Bislang wissen die Erzieherinnen des Kinderheims nicht, wie sie die diesjährigen Sommerferien mit den Kindern verbringen sollen. Für eine Erholung sei es notwendig, daß die Kinder die gewohnte Umgebung ihres Kinderheims verlassen, sagen sie. Einmal haben sie eine Reise ans Schwarze Meer unternommen. Daran erinnern sich alle noch gerne, da die Kinder hier neue Kontakte zu Gleichaltrigen schließen konnten, mit denen noch heute ein reger Briefverkehr besteht.
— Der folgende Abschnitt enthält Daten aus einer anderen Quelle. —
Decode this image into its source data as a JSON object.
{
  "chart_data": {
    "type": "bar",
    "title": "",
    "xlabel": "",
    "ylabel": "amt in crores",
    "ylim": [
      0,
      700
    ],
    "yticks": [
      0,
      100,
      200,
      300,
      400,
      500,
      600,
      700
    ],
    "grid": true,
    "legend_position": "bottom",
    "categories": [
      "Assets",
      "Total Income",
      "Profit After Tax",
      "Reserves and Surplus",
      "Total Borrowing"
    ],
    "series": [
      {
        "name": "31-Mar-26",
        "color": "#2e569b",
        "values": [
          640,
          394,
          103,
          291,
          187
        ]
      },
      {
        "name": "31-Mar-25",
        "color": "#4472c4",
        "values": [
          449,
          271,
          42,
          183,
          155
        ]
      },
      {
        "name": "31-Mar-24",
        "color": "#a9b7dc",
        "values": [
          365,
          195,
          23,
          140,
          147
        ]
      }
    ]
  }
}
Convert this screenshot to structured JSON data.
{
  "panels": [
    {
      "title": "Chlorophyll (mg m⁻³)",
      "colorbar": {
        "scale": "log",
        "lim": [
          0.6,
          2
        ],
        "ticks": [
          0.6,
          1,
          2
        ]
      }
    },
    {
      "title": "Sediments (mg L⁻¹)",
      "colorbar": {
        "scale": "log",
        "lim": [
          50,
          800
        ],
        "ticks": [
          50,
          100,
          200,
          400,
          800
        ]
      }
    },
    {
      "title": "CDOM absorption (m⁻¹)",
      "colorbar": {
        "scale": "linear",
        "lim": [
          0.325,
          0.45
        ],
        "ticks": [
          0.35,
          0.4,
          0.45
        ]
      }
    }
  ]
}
Die staatliche Sozialversicherung sieht zwar die Kostenübernahme für Reisen von Kindern vor, für die kein Erwachsener mehr die Fürsorge hat, doch gibt es keine staatliche Verfügung, aufgrund derer die Versicherung die Beträge auszahlen könnte. Die Sozialversicherung verfügt hierfür über keinen Etat, aus dem die notwendigen Mittel entnommen werden könnten. Trotzdem hat die Verwaltungschefin der Sozialversicherung, Maria Orgeewa, versprochen, daß sie schon aus irgendeinem Topf finanzielle Mittel locker machen werde, um den Kindern doch noch eine kleine Erholungsreise zu ermöglichen. Für die Leiter der 30 Kinderheime drängt inzwischen die Zeit. Wenn das Geld nicht bald fließt, werden die Kinder in diesem Jahr das Königsberger Gebiet nicht verlassen können. Flüge wären ohnehin zu teuer, und für Eisenbahnfahrten werden Dokumente benötigt, die viele noch nicht haben. Für Reisen durch litauisches Gebiet gelten ab dem 1. Juli neue Regeln: Bei Bahnreisen müssen Kinder in Begleitung eines Erwachsenen oder selbst im Besitz von Auslandspässen sein. Selbst wenn die russische Bürokratie schnell arbeiten würde, bekämen die Kinder die Auswirkungen der neuen Transitregelung zu spüren, wenn nicht Litauen, wie schon vor einiger Zeit angekündigt, Sonderregelungen für Kinder auf dem Weg zu Ferienlagern zuläßt.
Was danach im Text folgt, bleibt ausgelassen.